In August 2018, Nakano will become the third Tokyo district, after Shibuya (a neighbouring district) and Setagaya, to offer a form of registered same-sex partnership. However, these partnerships are not recognized nationwide because gay marriage has not yet been legalized in all of Japan.

What does Nakano look like? Here is a video report…

It is not clear yet whether the unofficial partnership documents of the eight municipalities or districts mentioned will automatically be recognised by the other seven.

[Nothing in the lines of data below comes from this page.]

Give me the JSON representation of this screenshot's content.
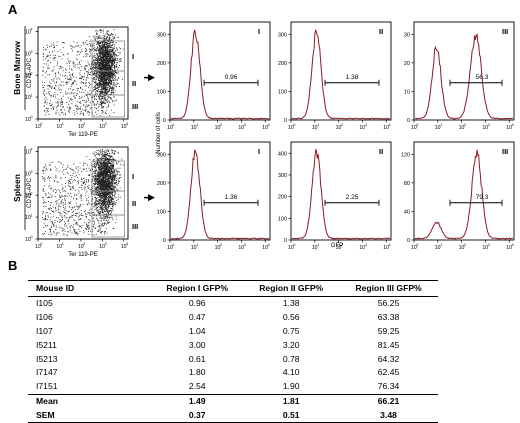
{
  "panel_labels": {
    "a": "A",
    "b": "B"
  },
  "flow": {
    "rows": [
      {
        "tissue": "Bone Marrow",
        "scatter": {
          "x_label": "Ter 119-PE",
          "y_label": "CD71-APC",
          "regions": [
            "I",
            "II",
            "III"
          ]
        },
        "histograms": [
          {
            "region": "I",
            "percent": "0.96",
            "y_ticks": [
              "0",
              "100",
              "200",
              "300"
            ]
          },
          {
            "region": "II",
            "percent": "1.38",
            "y_ticks": [
              "0",
              "100",
              "200",
              "300"
            ]
          },
          {
            "region": "III",
            "percent": "56.3",
            "y_ticks": [
              "0",
              "10",
              "20",
              "30"
            ]
          }
        ]
      },
      {
        "tissue": "Spleen",
        "scatter": {
          "x_label": "Ter 119-PE",
          "y_label": "CD71-APC",
          "regions": [
            "I",
            "II",
            "III"
          ]
        },
        "histograms": [
          {
            "region": "I",
            "percent": "1.36",
            "y_ticks": [
              "0",
              "100",
              "200",
              "300"
            ]
          },
          {
            "region": "II",
            "percent": "2.25",
            "y_ticks": [
              "0",
              "100",
              "200",
              "300",
              "400"
            ]
          },
          {
            "region": "III",
            "percent": "79.3",
            "y_ticks": [
              "0",
              "40",
              "80",
              "120"
            ]
          }
        ]
      }
    ],
    "hist_y_label": "Number of cells",
    "hist_x_label": "GFP",
    "log_ticks": [
      "10",
      "10",
      "10",
      "10",
      "10"
    ],
    "log_exps": [
      "0",
      "1",
      "2",
      "3",
      "4"
    ],
    "colors": {
      "histogram_line": "#8b1a2b",
      "dots": "#222222",
      "gate": "#888888"
    }
  },
  "table": {
    "headers": [
      "Mouse ID",
      "Region I GFP%",
      "Region II GFP%",
      "Region III GFP%"
    ],
    "rows": [
      [
        "I105",
        "0.96",
        "1.38",
        "56.25"
      ],
      [
        "I106",
        "0.47",
        "0.56",
        "63.38"
      ],
      [
        "I107",
        "1.04",
        "0.75",
        "59.25"
      ],
      [
        "I5211",
        "3.00",
        "3.20",
        "81.45"
      ],
      [
        "I5213",
        "0.61",
        "0.78",
        "64.32"
      ],
      [
        "I7147",
        "1.80",
        "4.10",
        "62.45"
      ],
      [
        "I7151",
        "2.54",
        "1.90",
        "76.34"
      ]
    ],
    "summary": [
      [
        "Mean",
        "1.49",
        "1.81",
        "66.21"
      ],
      [
        "SEM",
        "0.37",
        "0.51",
        "3.48"
      ]
    ]
  }
}
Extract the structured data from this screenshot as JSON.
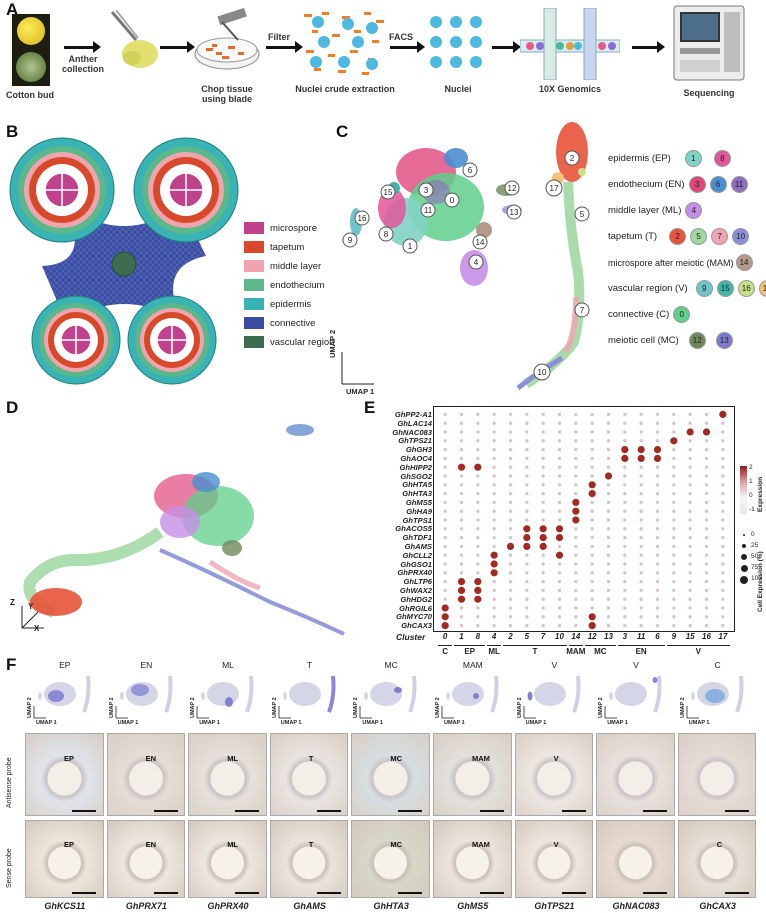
{
  "panels": [
    "A",
    "B",
    "C",
    "D",
    "E",
    "F"
  ],
  "panelA": {
    "steps": [
      "Cotton bud",
      "Anther\ncollection",
      "Chop tissue\nusing blade",
      "Filter",
      "Nuclei crude extraction",
      "FACS",
      "Nuclei",
      "10X Genomics",
      "Sequencing"
    ]
  },
  "panelB": {
    "legend": [
      {
        "label": "microspore",
        "color": "#c0428a"
      },
      {
        "label": "tapetum",
        "color": "#d7492a"
      },
      {
        "label": "middle layer",
        "color": "#f0a4ae"
      },
      {
        "label": "endothecium",
        "color": "#5ab88a"
      },
      {
        "label": "epidermis",
        "color": "#3ab3b4"
      },
      {
        "label": "connective",
        "color": "#3a4da2"
      },
      {
        "label": "vascular region",
        "color": "#3c6d4f"
      }
    ]
  },
  "panelC": {
    "axis_x": "UMAP 1",
    "axis_y": "UMAP 2",
    "cell_types": [
      {
        "label": "epidermis (EP)",
        "clusters": [
          {
            "n": "1",
            "c": "#7fd3c4"
          },
          {
            "n": "8",
            "c": "#e2569b"
          }
        ]
      },
      {
        "label": "endothecium (EN)",
        "clusters": [
          {
            "n": "3",
            "c": "#e0467d"
          },
          {
            "n": "6",
            "c": "#4a8ed0"
          },
          {
            "n": "11",
            "c": "#8f6cc0"
          }
        ]
      },
      {
        "label": "middle layer (ML)",
        "clusters": [
          {
            "n": "4",
            "c": "#c58ee6"
          }
        ]
      },
      {
        "label": "tapetum (T)",
        "clusters": [
          {
            "n": "2",
            "c": "#e8533a"
          },
          {
            "n": "5",
            "c": "#9fd8a2"
          },
          {
            "n": "7",
            "c": "#f2a3b3"
          },
          {
            "n": "10",
            "c": "#8a8fd8"
          }
        ]
      },
      {
        "label": "microspore after meiotic (MAM)",
        "clusters": [
          {
            "n": "14",
            "c": "#b39a8a"
          }
        ]
      },
      {
        "label": "vascular region (V)",
        "clusters": [
          {
            "n": "9",
            "c": "#6fc4c8"
          },
          {
            "n": "15",
            "c": "#3fb6a8"
          },
          {
            "n": "16",
            "c": "#c7e08a"
          },
          {
            "n": "17",
            "c": "#f3c27a"
          }
        ]
      },
      {
        "label": "connective (C)",
        "clusters": [
          {
            "n": "0",
            "c": "#5fcf8a"
          }
        ]
      },
      {
        "label": "meiotic cell (MC)",
        "clusters": [
          {
            "n": "12",
            "c": "#6f8a5a"
          },
          {
            "n": "13",
            "c": "#7a7ad0"
          }
        ]
      }
    ],
    "umap_labels": [
      "0",
      "1",
      "2",
      "3",
      "4",
      "5",
      "6",
      "7",
      "8",
      "9",
      "10",
      "11",
      "12",
      "13",
      "14",
      "15",
      "16",
      "17"
    ]
  },
  "panelD": {
    "axes": [
      "Z",
      "Y",
      "X"
    ]
  },
  "panelE": {
    "genes": [
      "GhPP2-A1",
      "GhLAC14",
      "GhNAC083",
      "GhTPS21",
      "GhGH3",
      "GhAOC4",
      "GhHIPP2",
      "GhSGO2",
      "GhHTA5",
      "GhHTA3",
      "GhMS5",
      "GhHA9",
      "GhTPS1",
      "GhACOS5",
      "GhTDF1",
      "GhAMS",
      "GhCLL2",
      "GhGSO1",
      "GhPRX40",
      "GhLTP6",
      "GhWAX2",
      "GhHDG2",
      "GhRGIL6",
      "GhMYC70",
      "GhCAX3"
    ],
    "cluster_label": "Cluster",
    "clusters": [
      "0",
      "1",
      "8",
      "4",
      "2",
      "5",
      "7",
      "10",
      "14",
      "12",
      "13",
      "3",
      "11",
      "6",
      "9",
      "15",
      "16",
      "17"
    ],
    "groups": [
      {
        "label": "C",
        "span": [
          0,
          0
        ]
      },
      {
        "label": "EP",
        "span": [
          1,
          2
        ]
      },
      {
        "label": "ML",
        "span": [
          3,
          3
        ]
      },
      {
        "label": "T",
        "span": [
          4,
          7
        ]
      },
      {
        "label": "MAM",
        "span": [
          8,
          8
        ]
      },
      {
        "label": "MC",
        "span": [
          9,
          10
        ]
      },
      {
        "label": "EN",
        "span": [
          11,
          13
        ]
      },
      {
        "label": "V",
        "span": [
          14,
          17
        ]
      }
    ],
    "expression_legend_title": "Expression",
    "expression_ticks": [
      "2",
      "1",
      "0",
      "-1"
    ],
    "size_legend_title": "Cell Expression (%)",
    "size_ticks": [
      "0",
      "25",
      "50",
      "75",
      "100"
    ],
    "strong": [
      [
        0,
        17
      ],
      [
        2,
        16
      ],
      [
        2,
        15
      ],
      [
        3,
        14
      ],
      [
        4,
        11
      ],
      [
        4,
        12
      ],
      [
        4,
        13
      ],
      [
        5,
        11
      ],
      [
        5,
        12
      ],
      [
        5,
        13
      ],
      [
        6,
        1
      ],
      [
        6,
        2
      ],
      [
        7,
        10
      ],
      [
        8,
        9
      ],
      [
        9,
        9
      ],
      [
        10,
        8
      ],
      [
        11,
        8
      ],
      [
        12,
        8
      ],
      [
        13,
        5
      ],
      [
        13,
        6
      ],
      [
        13,
        7
      ],
      [
        14,
        5
      ],
      [
        14,
        6
      ],
      [
        14,
        7
      ],
      [
        15,
        4
      ],
      [
        15,
        5
      ],
      [
        15,
        6
      ],
      [
        16,
        7
      ],
      [
        16,
        3
      ],
      [
        17,
        3
      ],
      [
        18,
        3
      ],
      [
        19,
        1
      ],
      [
        19,
        2
      ],
      [
        20,
        1
      ],
      [
        20,
        2
      ],
      [
        21,
        1
      ],
      [
        21,
        2
      ],
      [
        22,
        0
      ],
      [
        23,
        0
      ],
      [
        23,
        9
      ],
      [
        24,
        0
      ],
      [
        24,
        9
      ]
    ]
  },
  "panelF": {
    "columns": [
      "EP",
      "EN",
      "ML",
      "T",
      "MC",
      "MAM",
      "V",
      "V",
      "C"
    ],
    "row_labels": [
      "Antisense probe",
      "Sense probe"
    ],
    "umap_x": "UMAP 1",
    "umap_y": "UMAP 2",
    "antisense_marks": [
      "EP",
      "EN",
      "ML",
      "T",
      "MC",
      "MAM",
      "V",
      "",
      ""
    ],
    "sense_marks": [
      "EP",
      "EN",
      "ML",
      "T",
      "MC",
      "MAM",
      "V",
      "",
      "C"
    ],
    "genes": [
      "GhKCS11",
      "GhPRX71",
      "GhPRX40",
      "GhAMS",
      "GhHTA3",
      "GhMS5",
      "GhTPS21",
      "GhNAC083",
      "GhCAX3"
    ]
  }
}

Update of August 28, 2018:

The city of Chiba wants gay and straight registered partnerships

From April 2019, the port city of Chiba (JP | EN) will be the first Japanese community to allow registered partnerships (civil unions) for gay and heterosexual couples. Such partnerships have so far been limited to LGBT couples who are still denied the advantage of marriage by the government.

These partnerships have no legal value because such an institution does not officially exist in Japan. However, the municipality of Chiba would like hospitals and business companies in the city area to actively support this future partnership. However, special agreements would allow the spouse, for example, to have a right to visit or a say in the event of hospitalisation or surgical intervention. In addition, partnered couples could also get apartments that are actually reserved for married (i.e. heterosexual) couples.

Chiba is a city just (un)like any other, if you like to judge by this likeable advertising video in tropical English:



The mayor of Chiba and initiator of this initiative, Toshihito Kumagai, therefore intends to adapt his municipal regulations to the development of customs and family structures in the city of Chiba and the region of the same name. The initiative comes from LGBT stakeholders: They have encouraged the city administration to extend the future partnership to heterosexual couples in order not to counteract a discriminatory measure (no gay marriage) by another discriminatory measure (no registered partnership for heterosexual couples).

Only unmarried couples with (planned) residence in Chiba can enter into such a partnership and the two partners must not be related to each other. The exact terms of this partnership will only be determined after a meeting organised by the municipality in September 2018. Therefore, it is currently unclear exactly what status and benefits the municipality will offer such registered partners, and whether the city will grant the same benefits to registered partners from other gay-friendly municipalities who reside in Chiba.

The city of Chiba is the capital of the region of the same name, about 40 km southeast of Tokyo. It is densely populated (3,580 inhabitants per km2) and has just under one million inhabitants (972,861 in February 2016). According to Wikipedia, Chiba features the longest suspended monorail in the world.